В ночь после совершения этого злодейства меня разбудил крик: «Пожар!» Занавески у моей кровати полыхали. Весь дом был объят пламенем. Моя жена, слуга и я сам едва не сгорели заживо. Я был разорен совершенно. Огонь поглотил все мое имущество, и с тех пор отчаянье стало моим уделом.

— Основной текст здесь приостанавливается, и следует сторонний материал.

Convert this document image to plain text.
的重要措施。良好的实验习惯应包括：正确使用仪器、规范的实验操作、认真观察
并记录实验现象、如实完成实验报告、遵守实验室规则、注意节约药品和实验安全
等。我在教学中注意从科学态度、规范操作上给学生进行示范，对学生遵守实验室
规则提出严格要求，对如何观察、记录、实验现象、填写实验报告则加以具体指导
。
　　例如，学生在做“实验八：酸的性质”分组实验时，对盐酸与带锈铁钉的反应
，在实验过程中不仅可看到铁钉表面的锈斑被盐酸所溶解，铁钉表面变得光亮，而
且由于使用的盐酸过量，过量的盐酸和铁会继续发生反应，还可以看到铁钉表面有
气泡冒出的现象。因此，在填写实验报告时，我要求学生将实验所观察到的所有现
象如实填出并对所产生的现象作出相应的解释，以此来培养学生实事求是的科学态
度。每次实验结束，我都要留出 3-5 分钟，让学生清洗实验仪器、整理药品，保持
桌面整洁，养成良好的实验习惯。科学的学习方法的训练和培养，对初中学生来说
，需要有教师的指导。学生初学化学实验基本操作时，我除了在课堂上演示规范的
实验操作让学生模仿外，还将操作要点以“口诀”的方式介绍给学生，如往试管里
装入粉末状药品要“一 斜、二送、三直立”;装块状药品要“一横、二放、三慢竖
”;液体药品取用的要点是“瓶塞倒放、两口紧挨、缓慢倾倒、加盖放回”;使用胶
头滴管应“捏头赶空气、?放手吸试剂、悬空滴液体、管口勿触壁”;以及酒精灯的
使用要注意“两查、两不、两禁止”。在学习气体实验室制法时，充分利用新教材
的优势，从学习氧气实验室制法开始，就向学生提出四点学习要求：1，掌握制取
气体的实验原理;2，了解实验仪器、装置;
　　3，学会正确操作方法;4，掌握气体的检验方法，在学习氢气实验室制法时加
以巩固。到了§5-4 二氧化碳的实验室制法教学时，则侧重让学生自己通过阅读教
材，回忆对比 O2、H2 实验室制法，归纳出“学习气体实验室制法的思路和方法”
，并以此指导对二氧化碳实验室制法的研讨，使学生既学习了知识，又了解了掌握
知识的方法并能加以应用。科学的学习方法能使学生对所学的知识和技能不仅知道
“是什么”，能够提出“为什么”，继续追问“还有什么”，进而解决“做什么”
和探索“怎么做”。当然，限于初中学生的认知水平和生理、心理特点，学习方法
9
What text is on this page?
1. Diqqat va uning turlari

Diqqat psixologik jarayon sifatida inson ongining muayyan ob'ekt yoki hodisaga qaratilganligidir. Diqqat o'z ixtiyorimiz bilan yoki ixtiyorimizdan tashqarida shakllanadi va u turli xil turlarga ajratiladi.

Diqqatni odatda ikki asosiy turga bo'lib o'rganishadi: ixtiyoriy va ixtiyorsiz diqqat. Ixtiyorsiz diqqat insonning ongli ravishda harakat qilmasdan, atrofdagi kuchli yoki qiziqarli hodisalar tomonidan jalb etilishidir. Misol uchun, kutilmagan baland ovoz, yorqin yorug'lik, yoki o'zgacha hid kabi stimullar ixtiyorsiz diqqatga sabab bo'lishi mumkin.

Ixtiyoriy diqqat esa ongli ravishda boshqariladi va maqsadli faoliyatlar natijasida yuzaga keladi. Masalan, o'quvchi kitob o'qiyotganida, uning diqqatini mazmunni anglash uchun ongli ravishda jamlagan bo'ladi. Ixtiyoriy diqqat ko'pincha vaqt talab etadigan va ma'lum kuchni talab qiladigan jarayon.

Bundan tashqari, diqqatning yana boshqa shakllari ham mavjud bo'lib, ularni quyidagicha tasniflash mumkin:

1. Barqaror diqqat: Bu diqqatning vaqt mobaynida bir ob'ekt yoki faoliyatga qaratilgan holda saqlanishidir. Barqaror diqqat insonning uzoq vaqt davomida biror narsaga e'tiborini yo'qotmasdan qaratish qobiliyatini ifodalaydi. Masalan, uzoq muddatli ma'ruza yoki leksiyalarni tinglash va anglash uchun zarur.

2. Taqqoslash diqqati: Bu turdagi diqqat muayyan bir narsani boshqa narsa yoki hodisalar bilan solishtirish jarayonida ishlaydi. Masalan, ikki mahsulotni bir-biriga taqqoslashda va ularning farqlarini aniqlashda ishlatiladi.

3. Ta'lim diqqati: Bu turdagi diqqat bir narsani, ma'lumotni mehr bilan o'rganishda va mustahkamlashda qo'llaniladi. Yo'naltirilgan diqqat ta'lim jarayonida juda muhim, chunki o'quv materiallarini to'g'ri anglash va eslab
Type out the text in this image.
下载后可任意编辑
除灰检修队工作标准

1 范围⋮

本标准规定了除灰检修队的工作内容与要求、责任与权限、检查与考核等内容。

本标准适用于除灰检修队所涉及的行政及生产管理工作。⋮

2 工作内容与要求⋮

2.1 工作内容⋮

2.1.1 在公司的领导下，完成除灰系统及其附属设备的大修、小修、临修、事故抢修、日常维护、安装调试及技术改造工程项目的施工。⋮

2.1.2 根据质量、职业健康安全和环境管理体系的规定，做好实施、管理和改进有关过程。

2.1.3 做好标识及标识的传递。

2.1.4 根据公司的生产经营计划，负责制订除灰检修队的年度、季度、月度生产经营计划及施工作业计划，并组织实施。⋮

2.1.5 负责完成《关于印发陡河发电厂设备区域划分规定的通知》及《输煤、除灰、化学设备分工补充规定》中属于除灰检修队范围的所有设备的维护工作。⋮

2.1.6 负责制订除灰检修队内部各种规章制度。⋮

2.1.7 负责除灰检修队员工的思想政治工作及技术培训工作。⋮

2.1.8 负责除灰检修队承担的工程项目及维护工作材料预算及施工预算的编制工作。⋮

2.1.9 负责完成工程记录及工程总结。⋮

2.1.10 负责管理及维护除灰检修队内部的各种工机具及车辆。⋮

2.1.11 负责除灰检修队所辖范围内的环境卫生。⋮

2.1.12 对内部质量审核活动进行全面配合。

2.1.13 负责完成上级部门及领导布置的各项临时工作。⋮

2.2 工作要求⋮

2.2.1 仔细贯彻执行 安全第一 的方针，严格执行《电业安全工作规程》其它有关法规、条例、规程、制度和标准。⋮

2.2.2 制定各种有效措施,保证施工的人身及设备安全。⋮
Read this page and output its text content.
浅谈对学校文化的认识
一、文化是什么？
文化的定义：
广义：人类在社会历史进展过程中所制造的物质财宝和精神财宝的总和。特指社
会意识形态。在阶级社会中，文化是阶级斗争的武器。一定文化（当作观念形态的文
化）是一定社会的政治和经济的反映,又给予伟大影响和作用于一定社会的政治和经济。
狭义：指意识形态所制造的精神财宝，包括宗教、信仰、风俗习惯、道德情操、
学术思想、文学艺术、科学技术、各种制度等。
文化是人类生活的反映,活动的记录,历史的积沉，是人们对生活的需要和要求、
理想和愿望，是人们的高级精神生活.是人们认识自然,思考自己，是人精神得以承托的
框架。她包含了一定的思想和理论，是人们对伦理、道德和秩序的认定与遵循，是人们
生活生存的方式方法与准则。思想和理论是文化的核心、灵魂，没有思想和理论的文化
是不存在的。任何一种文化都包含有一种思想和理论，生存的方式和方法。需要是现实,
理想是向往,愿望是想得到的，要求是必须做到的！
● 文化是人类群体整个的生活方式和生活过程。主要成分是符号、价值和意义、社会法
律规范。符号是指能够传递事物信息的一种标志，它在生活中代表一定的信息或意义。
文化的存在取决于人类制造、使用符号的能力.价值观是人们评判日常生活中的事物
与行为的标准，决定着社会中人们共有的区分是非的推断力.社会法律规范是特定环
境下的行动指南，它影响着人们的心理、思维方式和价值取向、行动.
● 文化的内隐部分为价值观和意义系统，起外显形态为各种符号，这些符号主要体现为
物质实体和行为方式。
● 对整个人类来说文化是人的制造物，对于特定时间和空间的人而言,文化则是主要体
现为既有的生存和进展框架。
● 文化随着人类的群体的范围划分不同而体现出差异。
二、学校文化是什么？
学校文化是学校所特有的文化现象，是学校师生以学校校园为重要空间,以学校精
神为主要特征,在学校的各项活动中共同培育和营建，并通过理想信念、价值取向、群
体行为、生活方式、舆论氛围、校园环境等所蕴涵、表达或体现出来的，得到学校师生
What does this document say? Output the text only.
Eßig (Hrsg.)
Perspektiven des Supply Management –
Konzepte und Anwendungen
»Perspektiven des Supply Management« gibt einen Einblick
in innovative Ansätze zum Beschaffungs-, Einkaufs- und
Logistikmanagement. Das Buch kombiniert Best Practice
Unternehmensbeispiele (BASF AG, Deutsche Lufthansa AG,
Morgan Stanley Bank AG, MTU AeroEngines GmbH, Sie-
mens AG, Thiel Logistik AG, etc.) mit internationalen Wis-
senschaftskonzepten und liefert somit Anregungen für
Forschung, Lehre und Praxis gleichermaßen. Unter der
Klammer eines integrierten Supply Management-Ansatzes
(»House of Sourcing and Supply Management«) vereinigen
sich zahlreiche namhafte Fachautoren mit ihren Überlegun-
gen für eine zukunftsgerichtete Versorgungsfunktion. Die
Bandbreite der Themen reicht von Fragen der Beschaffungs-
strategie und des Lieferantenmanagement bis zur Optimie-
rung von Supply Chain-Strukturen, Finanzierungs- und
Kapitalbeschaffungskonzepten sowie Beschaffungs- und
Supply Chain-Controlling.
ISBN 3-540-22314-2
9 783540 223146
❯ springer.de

Во мне довольно твердости, дабы не пытаться изыскать причину и следствие, связать несчастье со своим безжалостным поступком. Я хочу лишь проследить в подробности всю цепь событий — и не намерен пренебречь ни единым, пусть даже сомнительным звеном. На другой день после пожара я побывал на пепелище. Все стены, кроме одной, рухнули. Уцелела лишь довольно тонкая внутренняя перегородка посреди дома, к которой примыкало изголовье моей кровати. Здесь штукатурка вполне противостояла огню — я объяснил это тем, что стена была оштукатурена совсем недавно. Подле нее собралась большая толпа, множество глаз пристально и жадно всматривались все в одно место. Слова: «Странно!», «Поразительно!» И всякие восклицания в том же роде возбудили мое любопытство. Я подошел ближе и увидел на белой поверхности нечто вроде барельефа, изображавшего огромного кота. Точность изображения поистине казалась непостижимой. На шее у кота была веревка.
Сначала этот призрак — я попросту не могу назвать его иначе — поверг меня в ужас и недоумение. Но, поразмыслив, я несколько успокоился. Я вспомнил, что повесил кота в саду подле дома. Во время переполоха, поднятого пожаром, сад наводнила толпа — кто-то перерезал веревку и швырнул кота через открытое окно ко мне в комнату. Возможно, таким способом он хотел меня разбудить. Когда стены рухнули, развалины притиснули жертву моей жестокости к свежештукатуренной перегородке, и от жара пламени и едких испарений на нем запечатлелся рисунок, который я видел.